Let’s try to forget the trauma and annoyance this would cause a pregnant women literally pushing another human being out of their body. This pushy and overbearing behaviour symbolises how much the public and press think they have an unlimited right to her body, and access to dictate the processes it is undergoing.

It symbolises how much they believe they can dictate the birth, removing Kate’s autonomy from the process by the nation presenting themselves as overbearing midwives without any real or grounded authority.

This places Kate under constant pressure, the degree to which is unique to her position as such a significant celebrity. Yet this pressure and sense of ownership is seen across the media and within society, with new mothers constantly being questioned or intruded on.

All because society – as represented by the media – believes that from its sexist base, women’s bodies are reducible to the processes they can perform, which are not the sole responsibility of the woman but rather of everyone and anyone in the vicinity.

The coverage thus pushes Kate out of the picture, removing her autonomy towards her own body as it does with some many expectant mothers and women in general.
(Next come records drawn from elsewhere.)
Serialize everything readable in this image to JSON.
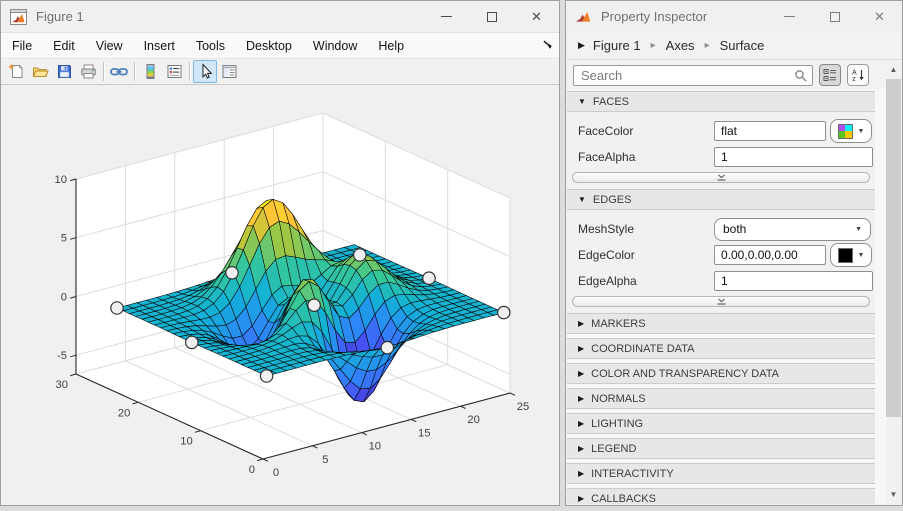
{
  "figure_window": {
    "title": "Figure 1",
    "menu": [
      "File",
      "Edit",
      "View",
      "Insert",
      "Tools",
      "Desktop",
      "Window",
      "Help"
    ],
    "toolbar": [
      {
        "icon": "new-figure"
      },
      {
        "icon": "open-file"
      },
      {
        "icon": "save-figure"
      },
      {
        "icon": "print-figure"
      },
      {
        "icon": "separator"
      },
      {
        "icon": "link-plot"
      },
      {
        "icon": "separator"
      },
      {
        "icon": "insert-colorbar"
      },
      {
        "icon": "insert-legend"
      },
      {
        "icon": "separator"
      },
      {
        "icon": "edit-plot",
        "active": true
      },
      {
        "icon": "property-inspector"
      }
    ]
  },
  "chart_data": {
    "type": "surface",
    "title": "",
    "source_function": "peaks",
    "grid_n": 25,
    "x": {
      "lim": [
        0,
        25
      ],
      "ticks": [
        0,
        5,
        10,
        15,
        20,
        25
      ]
    },
    "y": {
      "lim": [
        0,
        30
      ],
      "ticks": [
        0,
        10,
        20,
        30
      ]
    },
    "z": {
      "lim": [
        -6.6,
        10
      ],
      "ticks": [
        -5,
        0,
        5,
        10
      ]
    },
    "view": {
      "azimuth": -37.5,
      "elevation": 30
    },
    "grid_on": true,
    "grid_color": "#dcdcdc",
    "wall_color": "#ffffff",
    "axis_color": "#262626",
    "label_color": "#3f3f3f",
    "colormap": {
      "name": "parula",
      "anchors": [
        [
          0.2422,
          0.1504,
          0.6603
        ],
        [
          0.281,
          0.3228,
          0.9579
        ],
        [
          0.1786,
          0.5289,
          0.9682
        ],
        [
          0.0689,
          0.6948,
          0.8394
        ],
        [
          0.2161,
          0.7843,
          0.5923
        ],
        [
          0.672,
          0.7793,
          0.2227
        ],
        [
          0.997,
          0.7659,
          0.2199
        ],
        [
          0.9769,
          0.9839,
          0.0805
        ]
      ]
    },
    "surface_style": {
      "face_color": "flat",
      "edge_color": "#000000",
      "edge_width": 0.55,
      "mesh_style": "both"
    },
    "markers": {
      "symbol": "o",
      "fill": "#f0f0f0",
      "edge": "#333333",
      "size": 6.2,
      "vertices": [
        [
          1,
          25
        ],
        [
          1,
          13
        ],
        [
          12,
          24
        ],
        [
          1,
          1
        ],
        [
          14,
          14
        ],
        [
          18,
          13
        ],
        [
          17,
          7
        ],
        [
          25,
          13
        ],
        [
          25,
          1
        ]
      ]
    }
  },
  "inspector": {
    "window_title": "Property Inspector",
    "breadcrumb": [
      "Figure 1",
      "Axes",
      "Surface"
    ],
    "search_placeholder": "Search",
    "sections": {
      "faces": {
        "title": "FACES",
        "rows": {
          "face_color": {
            "label": "FaceColor",
            "value": "flat",
            "swatch_colors": [
              "#b14af0",
              "#00f0ff",
              "#58c322",
              "#ffc800"
            ]
          },
          "face_alpha": {
            "label": "FaceAlpha",
            "value": "1"
          }
        }
      },
      "edges": {
        "title": "EDGES",
        "rows": {
          "mesh_style": {
            "label": "MeshStyle",
            "value": "both"
          },
          "edge_color": {
            "label": "EdgeColor",
            "value": "0.00,0.00,0.00",
            "swatch_color": "#000000"
          },
          "edge_alpha": {
            "label": "EdgeAlpha",
            "value": "1"
          }
        }
      },
      "collapsed": [
        "MARKERS",
        "COORDINATE DATA",
        "COLOR AND TRANSPARENCY DATA",
        "NORMALS",
        "LIGHTING",
        "LEGEND",
        "INTERACTIVITY",
        "CALLBACKS"
      ]
    }
  }
}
This is furthered by the secondary placement of Kate once she presents the baby, as though she has to placate the crowds and demonstrate the baby as her ability to perform her duty – birth.

Instead, the focus automatically shifts to the baby. What will it be called? How much does it weigh? What gender is it? Every single feature of the baby is discussed in the press, it becomes the true subject of all the articles.

This further eliminates Kate, proving that the true reason for the focus before being on her was due to her carrying the baby. Once it has been birthed, she is pushed out of focus. The baby is in the spotlight and the woman, having performed her bodily function, is no longer important.

Of course, the coverage does not let Kate go completely. Her body is still its possession and so it launches into the myriad discussions of what she’s wearing, how much she weighs, how much she should lose, and how she will do this. Her body is still focal. The media still owns it and will push it to promote an unrealistic and dictated view of how young mothers should look, when it is frankly none of their – or our – damn business.